Today’s song of the week comes in six parts, the first of which dates to 1969, when a Belgian pop-rock group called the Wallace Collection recorded a song called “Daydream” (not to be confused with the contemporaneous Lovin’ Spoonful hit of the same name):

According to Ye Olde Wikipedia,

The song was a hit in mainland Europe, though popularity didn’t make it to English speaking countries, despite its use of English lyrics.

Apparently some of the melody was lifted from Tchaikovsky’s Swan Lake, which would take this history all the way back to 1876. But Philistine that I am, I will leave the classical stuff to those with longer attention spans.
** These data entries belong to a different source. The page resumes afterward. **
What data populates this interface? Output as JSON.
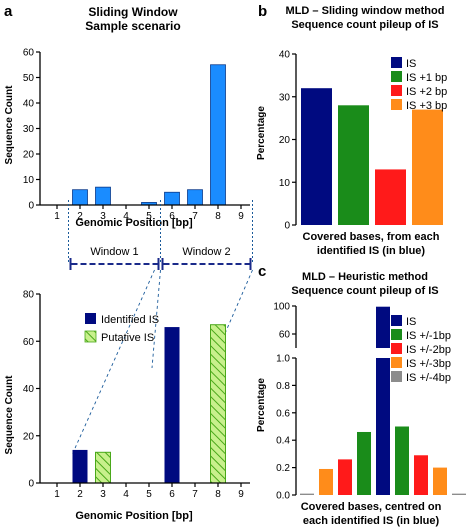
{
  "colors": {
    "navy": "#000a80",
    "blue": "#1a8cff",
    "green": "#1a8c1a",
    "red": "#ff1a1a",
    "orange": "#ff8c1a",
    "gray": "#8c8c8c",
    "hatch_fill": "#c8f08c",
    "hatch_stroke": "#4aa81a"
  },
  "chart_data": [
    {
      "id": "a-top",
      "panel_letter": "a",
      "type": "bar",
      "title": "Sliding Window",
      "subtitle": "Sample scenario",
      "xlabel": "Genomic Position [bp]",
      "ylabel": "Sequence Count",
      "categories": [
        "1",
        "2",
        "3",
        "4",
        "5",
        "6",
        "7",
        "8",
        "9"
      ],
      "values": [
        0,
        6,
        7,
        0,
        1,
        5,
        6,
        55,
        0
      ],
      "ylim": [
        0,
        60
      ],
      "yticks": [
        "0",
        "10",
        "20",
        "30",
        "40",
        "50",
        "60"
      ],
      "windows": [
        {
          "label": "Window 1",
          "from": 2,
          "to": 5
        },
        {
          "label": "Window 2",
          "from": 6,
          "to": 9
        }
      ]
    },
    {
      "id": "a-bottom",
      "type": "bar",
      "xlabel": "Genomic Position [bp]",
      "ylabel": "Sequence Count",
      "categories": [
        "1",
        "2",
        "3",
        "4",
        "5",
        "6",
        "7",
        "8",
        "9"
      ],
      "ylim": [
        0,
        80
      ],
      "yticks": [
        "0",
        "20",
        "40",
        "60",
        "80"
      ],
      "legend_position": "top-left",
      "series": [
        {
          "name": "Identified IS",
          "x": [
            2,
            6
          ],
          "values": [
            14,
            66
          ]
        },
        {
          "name": "Putative IS",
          "x": [
            3,
            8
          ],
          "values": [
            13,
            67
          ]
        }
      ]
    },
    {
      "id": "b",
      "panel_letter": "b",
      "type": "bar",
      "title": "MLD – Sliding window method",
      "subtitle": "Sequence count pileup of IS",
      "ylabel": "Percentage",
      "xlabel_lines": [
        "Covered bases, from each",
        "identified IS (in blue)"
      ],
      "categories": [
        "IS",
        "IS +1 bp",
        "IS +2 bp",
        "IS +3 bp"
      ],
      "values": [
        32,
        28,
        13,
        27
      ],
      "ylim": [
        0,
        40
      ],
      "yticks": [
        "0",
        "10",
        "20",
        "30",
        "40"
      ],
      "legend_position": "top-right"
    },
    {
      "id": "c",
      "panel_letter": "c",
      "type": "bar",
      "title": "MLD – Heuristic method",
      "subtitle": "Sequence count pileup of IS",
      "ylabel": "Percentage",
      "xlabel_lines": [
        "Covered bases, centred on",
        "each identified IS (in blue)"
      ],
      "legend": [
        "IS",
        "IS +/-1bp",
        "IS +/-2bp",
        "IS +/-3bp",
        "IS +/-4bp"
      ],
      "bars": [
        {
          "offset": -4,
          "value": 0.01
        },
        {
          "offset": -3,
          "value": 0.19
        },
        {
          "offset": -2,
          "value": 0.26
        },
        {
          "offset": -1,
          "value": 0.46
        },
        {
          "offset": 0,
          "value": 99
        },
        {
          "offset": 1,
          "value": 0.5
        },
        {
          "offset": 2,
          "value": 0.29
        },
        {
          "offset": 3,
          "value": 0.2
        },
        {
          "offset": 4,
          "value": 0.01
        }
      ],
      "y_axis_break": {
        "lower": [
          0,
          1.0
        ],
        "upper": [
          40,
          100
        ]
      },
      "yticks_lower": [
        "0.0",
        "0.2",
        "0.4",
        "0.6",
        "0.8",
        "1.0"
      ],
      "yticks_upper": [
        "60",
        "100"
      ],
      "legend_position": "top-right"
    }
  ]
}
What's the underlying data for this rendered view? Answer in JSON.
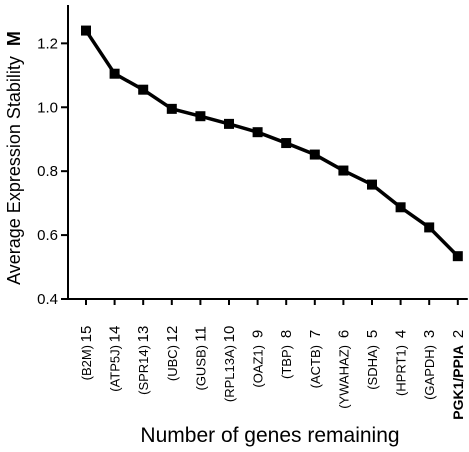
{
  "chart_data": {
    "type": "line",
    "ylabel": "Average Expression Stability",
    "ylabel_symbol": "M",
    "xlabel": "Number of genes remaining",
    "ylim": [
      0.4,
      1.32
    ],
    "yticks": [
      "0.4",
      "0.6",
      "0.8",
      "1.0",
      "1.2"
    ],
    "color": "#000000",
    "categories": [
      {
        "num": "15",
        "gene": "(B2M)",
        "bold": false
      },
      {
        "num": "14",
        "gene": "(ATP5J)",
        "bold": false
      },
      {
        "num": "13",
        "gene": "(SPR14)",
        "bold": false
      },
      {
        "num": "12",
        "gene": "(UBC)",
        "bold": false
      },
      {
        "num": "11",
        "gene": "(GUSB)",
        "bold": false
      },
      {
        "num": "10",
        "gene": "(RPL13A)",
        "bold": false
      },
      {
        "num": "9",
        "gene": "(OAZ1)",
        "bold": false
      },
      {
        "num": "8",
        "gene": "(TBP)",
        "bold": false
      },
      {
        "num": "7",
        "gene": "(ACTB)",
        "bold": false
      },
      {
        "num": "6",
        "gene": "(YWAHAZ)",
        "bold": false
      },
      {
        "num": "5",
        "gene": "(SDHA)",
        "bold": false
      },
      {
        "num": "4",
        "gene": "(HPRT1)",
        "bold": false
      },
      {
        "num": "3",
        "gene": "(GAPDH)",
        "bold": false
      },
      {
        "num": "2",
        "gene": "PGK1/PPIA",
        "bold": true
      }
    ],
    "values": [
      1.24,
      1.105,
      1.055,
      0.995,
      0.972,
      0.948,
      0.922,
      0.888,
      0.852,
      0.802,
      0.758,
      0.687,
      0.624,
      0.534
    ]
  }
}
Later that year French pop star Claude François released his version, which he called “Reveries”:

In 1970 “Daydream” was covered by German ensemble the Günter Kallmann Choir. This version became a minor hit and was included on a best-selling album of easy listening music:

Now fast-forward to 2001, when Scottish oddballs the Beta Band released their album Hot Shots II, the first track of which sampled the Günter Kallmann record:

And that was where I came in. Hot Shots II was one of my fave albums of that era, and I played “Squares” a bunch of times on my KALX radio show. At the time I had no idea of the history; in fact I was not aware of any of this until I heard I Monster’s 2003 track “Daydream in Blue” on the radio this week:

That prompted me to go down this rabbit hole, which appears to be for all intents and purposes bottomless. There are plenty more versions and samples out there. But I’ll leave off with one last one, Lupe Fiasco’s 2006 “Daydreaming,” because I like the idea of going from Tchaikovsky to hip-hop via Belgium, France, Germany, and Scotland. Enjoy, and keep on daydreaming.